Tactfully incorporating simplistic rhythms and hallowed, organic instrumentation, Quixote’s self-titled debut album, being self-released on June 14, is an array of diverse styles that cohesively mold together creating an album craftily flowing between epic highs and mellowed dips.
Starting in Brookline, MA, Quixote’s first baby step began in early 2007, with members Joe Stulpin (vocals/guitar) and Evan Murphy (drums/percussion) jamming together and recording some tracks for a class. Genius ensued, along with the properly timed folding of previous musical endeavors, and Quixote was on the market. Shuffling through a number of different line-ups during the recording process, including now electric-guitarist Anthony Valera who played bass on the album, they eventually completed the record then found the perfect fit with the remaining members Justin Demers (bass guitar) and Greg Prendergast (keys/percussion). The band found a common tie that coalesced their individual music backgrounds and tastes, each separately drawing musical direction from diverse genres such as folk, hip-hop, classical, 60’s pop, and electronica, the quintet had a heavy hand in the production of the album, which invariably resulted in the fruition of an organized collision of sound. Joe has said “working on both sides of the soundboard really gives you a whole new perspective on sound and what makes a great sound; the kind of stuff that really hits you on the inside.”
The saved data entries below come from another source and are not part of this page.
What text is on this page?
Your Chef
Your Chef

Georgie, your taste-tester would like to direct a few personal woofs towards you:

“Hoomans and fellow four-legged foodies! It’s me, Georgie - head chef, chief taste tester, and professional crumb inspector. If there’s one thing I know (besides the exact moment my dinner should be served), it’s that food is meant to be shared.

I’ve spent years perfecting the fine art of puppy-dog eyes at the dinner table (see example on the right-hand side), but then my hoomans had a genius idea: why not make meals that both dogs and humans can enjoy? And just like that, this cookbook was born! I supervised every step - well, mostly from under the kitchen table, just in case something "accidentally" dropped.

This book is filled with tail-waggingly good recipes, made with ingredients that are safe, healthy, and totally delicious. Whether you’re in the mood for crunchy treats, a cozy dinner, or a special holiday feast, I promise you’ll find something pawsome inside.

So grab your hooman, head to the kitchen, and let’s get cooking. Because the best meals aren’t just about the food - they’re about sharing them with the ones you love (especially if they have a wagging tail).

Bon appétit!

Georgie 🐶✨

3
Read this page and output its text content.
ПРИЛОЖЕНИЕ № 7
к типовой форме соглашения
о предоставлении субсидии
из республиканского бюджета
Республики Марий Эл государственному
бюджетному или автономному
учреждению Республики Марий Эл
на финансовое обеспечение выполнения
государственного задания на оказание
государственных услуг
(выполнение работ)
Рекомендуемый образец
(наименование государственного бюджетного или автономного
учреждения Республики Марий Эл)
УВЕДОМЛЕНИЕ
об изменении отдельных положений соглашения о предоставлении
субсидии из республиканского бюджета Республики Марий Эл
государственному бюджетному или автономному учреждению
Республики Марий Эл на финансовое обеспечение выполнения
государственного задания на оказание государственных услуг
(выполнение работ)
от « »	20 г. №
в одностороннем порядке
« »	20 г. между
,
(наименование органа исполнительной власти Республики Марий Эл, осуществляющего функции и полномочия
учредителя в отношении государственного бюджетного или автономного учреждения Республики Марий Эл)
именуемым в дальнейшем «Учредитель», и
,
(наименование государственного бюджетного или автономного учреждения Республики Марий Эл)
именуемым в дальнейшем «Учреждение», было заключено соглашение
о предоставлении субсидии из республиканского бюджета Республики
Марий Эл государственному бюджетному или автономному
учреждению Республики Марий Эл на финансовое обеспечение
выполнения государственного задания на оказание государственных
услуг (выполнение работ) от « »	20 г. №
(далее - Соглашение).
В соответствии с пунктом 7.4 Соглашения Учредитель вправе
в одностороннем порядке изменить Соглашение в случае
The album opens with the staccatoed punch of “Annunaki” and immediately you are on a fierce, unstoppable ride. Flowing into the subtle twang of the violin opening in “Hubris,” the song picks up with the energy of Gogol Bordello-esque horns, big band style drums, and the careening down slope of an electric guitar solo. Slowing down the tempo, “Owls” is a stripped down, folk breath of fresh air that leads into the aggressive rumble of “God Damn” which juxtaposes a slower accordion line against thundering drumbeats. The album ends with “Don’t Hurt,” an effects-infused blues thunderstorm, layering a mystical fog of guitar and airy samples; Greg describes the song as displaying the “duality of a dysfunctional relationship both metaphorically speaking and literally sounding,” ending mid-sentence, ever so cunningly leaving you wanting more.